Войско Донское. Богатый Ключ. 03.10.1711.
Два бывших воина Посполитого Рушения, шляхтич Тадеуш Ковальский и наемный жолнер Густав Кранц, уже четвертый день подряд сидели в глубокой земляной яме. Настроение у обоих пленников, которые почти одновременно попали в плен под Дубно, было, конечно же, паршивое. Хотя кормили заключенных вполне прилично, два раза в день, воды было вдоволь, а казаки охранной сотни над ними не издевались и не пытались как-то унизить.
Кажется, все сложилось вполне прилично, задуманный пленниками побег не удался, но они живы, почти здоровы, и их не пытаются убить. Кто другой, на месте Ковальского и Кранца радовался бы этому обстоятельству и строил планы на будущее. Но Тадеуш и Густав были сильно задеты тем обстоятельством, что их, профессиональных воинов и псов войны, походя, вырубил какой-то восемнадцатилетний юнец.
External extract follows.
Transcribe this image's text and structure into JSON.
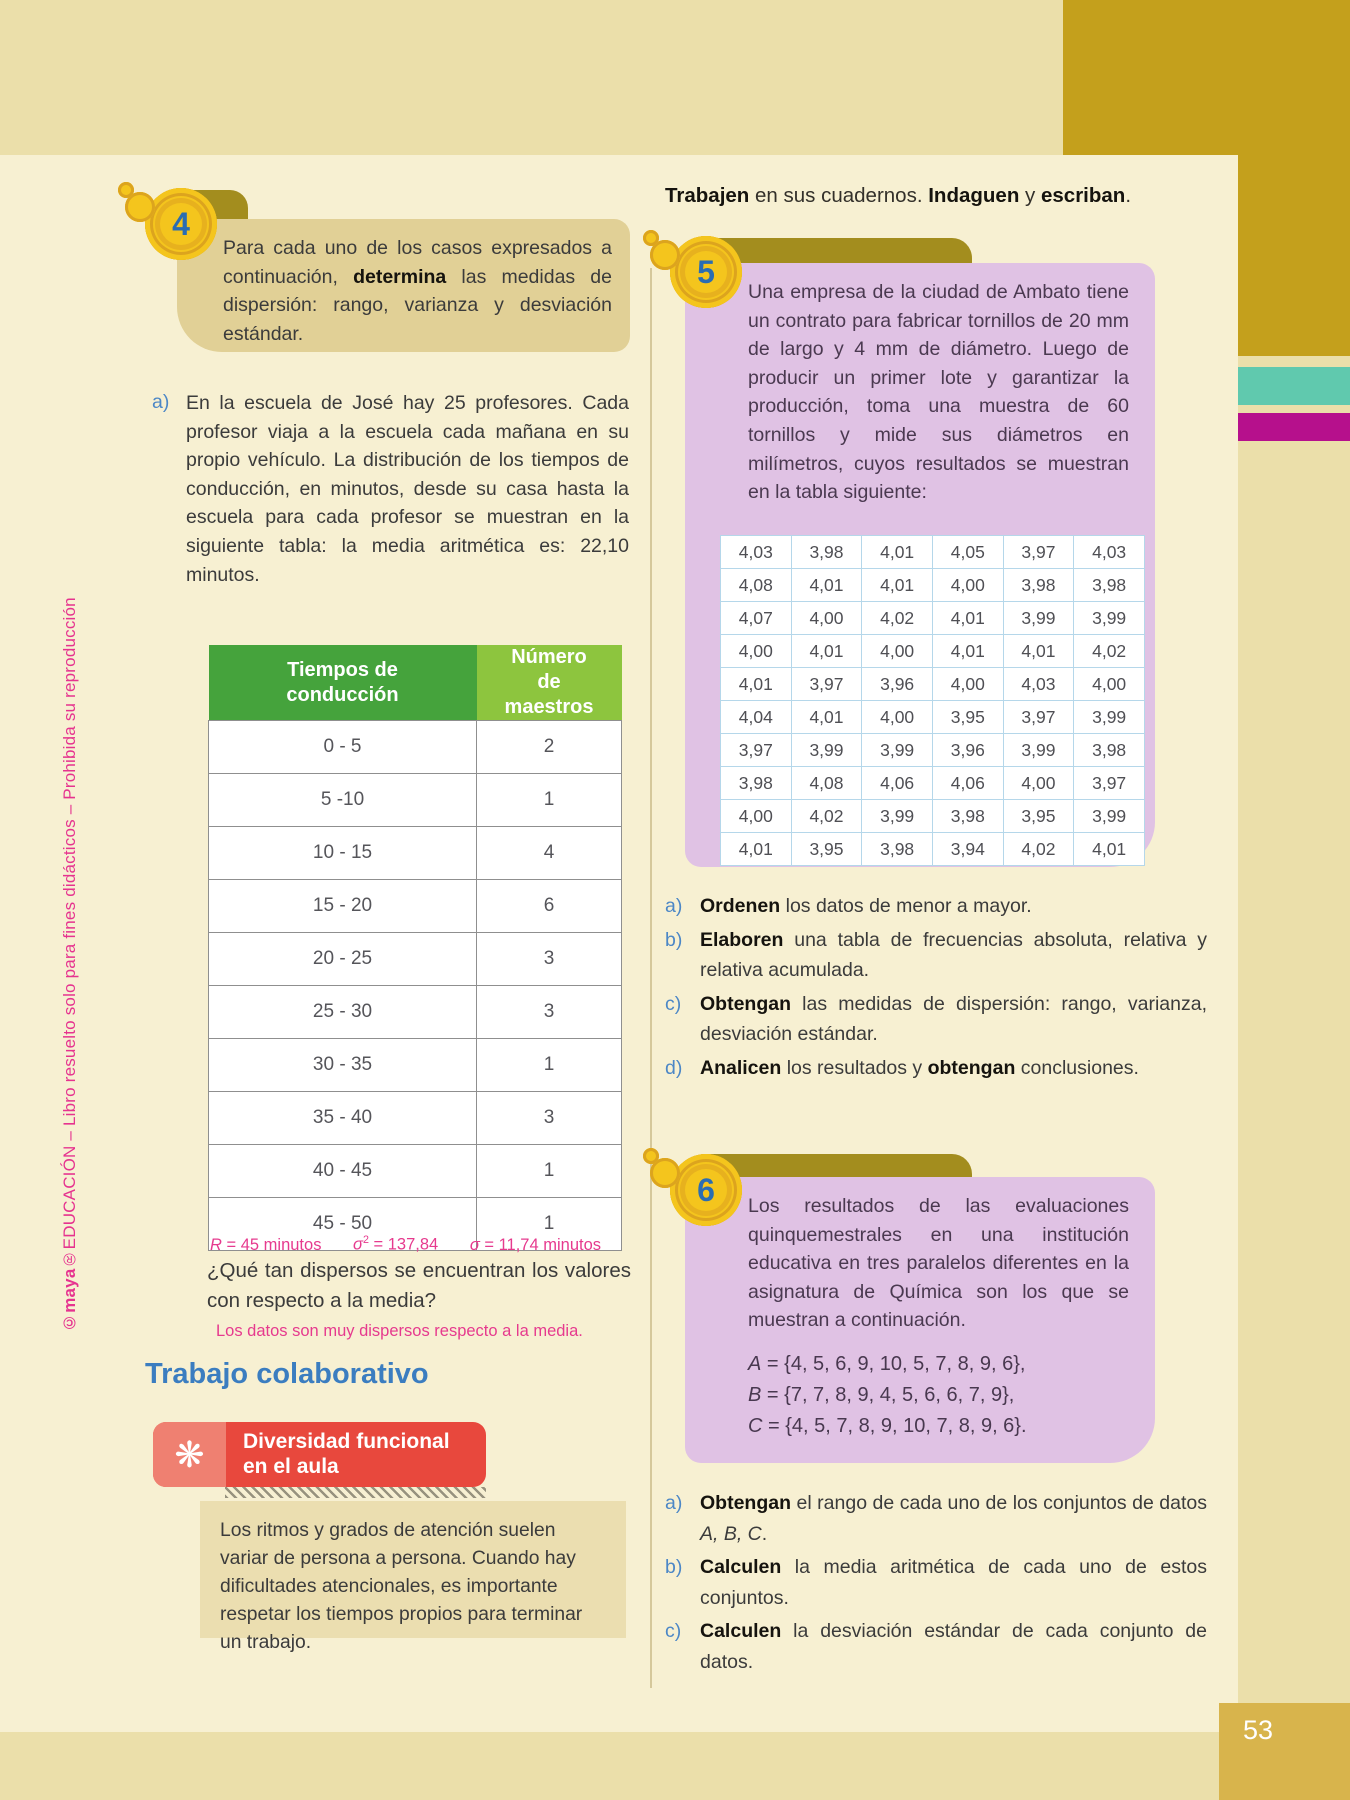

И большую часть своего свободного времени, а его было много, они посвящали обсуждению рукопашной схватки, после которой оба оказались в бессознательном состоянии.
– Как же мы так влипли?
Вновь вспомнил драку с казаками Кранц, который прислонился мощной спиной к стенке варварского земляного узилища, под названием зиндан, и тоскливо посмотрел наверх, на серое осеннее небо, лишь кусочком видимое со дна почти пятиметровой ямы.
– Не начинай.
Не желая касаться неприятной темы, шляхтич оборвал немца. Однако тому было тоскливо, хотелось поговорить и, прикоснувшись рукой к большой шишке, которая выглядывала из локонов грязных белокурых волос, он воскликнул:
– Да как не начинай!? Мы с тобой бывалые бойцы, на пару четверых казаков держали, а тут вышел из барака этот парнишка, и накостылял нам, да так, что с одного удара меня свалил. А я, между прочим, самый лучший кулачный боец в Данциге.
– Случается, что и чемпионы падают, – философски заметил Ковальский.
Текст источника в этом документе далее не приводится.